In [1]:
% matplotlib inline
import pandas as pd
import numpy as np
import matplotlib.pyplot as plt
import reverse_geocoder as rg
import os.path
import ast
import seaborn as sns

from helpers import *
from datetime import datetime, date, time
from scipy import stats

%load_ext autoreload
%autoreload 2


In [2]:
# Constants
DATA_DIR = './data/'

#### The main purpose of this notebook is to analyze the data of the tweets we downloaded from kaggle, which are already labeled as positive or negative and we can use to train the model of the project. 

In [3]:
#Download the data and assign names of the columns
tweets_col_names=['sentiment', 'ID', 'Date',
                        'user', 'text']

tweets_dtypes = {'sentiment': int, 'ID': int, 
                       'Date': str, 'user': str,
                       'text': str }

tweets_df = pd.read_csv(DATA_DIR + '/tweets.csv', names=tweets_col_names,
                              dtype=tweets_dtypes, 
                              usecols=[0, 1, 2, 4, 5], encoding='latin1')

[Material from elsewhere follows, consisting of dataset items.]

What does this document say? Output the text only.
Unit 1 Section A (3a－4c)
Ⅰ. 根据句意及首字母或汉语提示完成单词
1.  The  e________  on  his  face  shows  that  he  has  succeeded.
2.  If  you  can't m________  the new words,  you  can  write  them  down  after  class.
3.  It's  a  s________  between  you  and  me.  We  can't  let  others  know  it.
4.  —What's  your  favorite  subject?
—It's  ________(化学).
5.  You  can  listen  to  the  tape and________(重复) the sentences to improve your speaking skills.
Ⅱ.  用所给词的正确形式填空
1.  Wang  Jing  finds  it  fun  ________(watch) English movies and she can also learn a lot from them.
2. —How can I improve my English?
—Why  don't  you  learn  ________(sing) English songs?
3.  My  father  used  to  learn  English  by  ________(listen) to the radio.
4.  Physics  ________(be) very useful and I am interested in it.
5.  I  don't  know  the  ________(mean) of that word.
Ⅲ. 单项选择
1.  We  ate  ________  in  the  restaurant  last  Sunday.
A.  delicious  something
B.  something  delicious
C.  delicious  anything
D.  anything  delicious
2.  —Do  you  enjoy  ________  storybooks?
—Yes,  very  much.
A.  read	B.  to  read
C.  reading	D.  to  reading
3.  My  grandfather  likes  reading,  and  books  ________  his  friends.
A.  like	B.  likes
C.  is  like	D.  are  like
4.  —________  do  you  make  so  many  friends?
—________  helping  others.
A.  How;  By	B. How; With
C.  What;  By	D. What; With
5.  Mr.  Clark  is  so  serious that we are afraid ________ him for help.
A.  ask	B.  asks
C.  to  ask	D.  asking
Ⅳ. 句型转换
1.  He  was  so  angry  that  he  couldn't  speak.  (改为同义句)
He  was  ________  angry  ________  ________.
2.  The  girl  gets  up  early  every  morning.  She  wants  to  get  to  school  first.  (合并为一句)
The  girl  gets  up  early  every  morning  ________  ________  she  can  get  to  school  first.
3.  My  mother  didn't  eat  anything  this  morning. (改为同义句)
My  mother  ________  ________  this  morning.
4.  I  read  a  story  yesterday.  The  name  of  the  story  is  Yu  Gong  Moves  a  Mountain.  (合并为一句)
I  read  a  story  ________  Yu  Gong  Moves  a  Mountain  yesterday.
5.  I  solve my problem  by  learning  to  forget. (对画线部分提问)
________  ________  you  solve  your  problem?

First we will show how many tweets are in our data set and understand the values of the column

In [4]:
tweets_df.head()

Unnamed: 0,sentiment,ID,Date,user,text
0,0,1467810369,Mon Apr 06 22:19:45 PDT 2009,_TheSpecialOne_,"@switchfoot http://twitpic.com/2y1zl - Awww, t..."
1,0,1467810672,Mon Apr 06 22:19:49 PDT 2009,scotthamilton,is upset that he can't update his Facebook by ...
2,0,1467810917,Mon Apr 06 22:19:53 PDT 2009,mattycus,@Kenichan I dived many times for the ball. Man...
3,0,1467811184,Mon Apr 06 22:19:57 PDT 2009,ElleCTF,my whole body feels itchy and like its on fire
4,0,1467811193,Mon Apr 06 22:19:57 PDT 2009,Karoli,"@nationwideclass no, it's not behaving at all...."


As you can observe we have the Sentiment (0 for negative, 2 for neutral and 4 for positive).
We have the ID of the tweet, date of the tweet, user and text on the tweet.

To find out if the idea of the project is feasible we depend on the quantity of how many tweets have links of songs, and because the data set we will use is FMA (with data from echonest, previous spotify) complemented with spotify we will search for this keyword, as all the link related to music should have it

In [5]:
f1 = tweets_df[tweets_df.text.str.contains('Spotify')]
f2 = tweets_df[tweets_df.text.str.contains('spotify')]
tweets_spotify = pd.concat([f1,f2])
num_tweets_spotify = tweets_spotify.count()
print('The number of tweets that have Spotify on the text is: {}'.format(num_tweets_spotify[0]))

The number of tweets that have Spotify on the text is: 281


In [6]:
num_tweets_total=tweets_df.count()
print('The total number of tweets is: {}'.format(num_tweets_total[0]))

The total number of tweets is: 1600000


In [7]:
tweets_spotify_pergentage = num_tweets_spotify[0]*100/num_tweets_total[0]
print('The percentage of tweets with Spotify on the text is: {}'.format(tweets_spotify_pergentage))

The percentage of tweets with Spotify on the text is: 0.0175625


### We have less than 0.017% of tweets that relate to a song, therefore we conclude that there is not enough data on our training data set to have a confident model.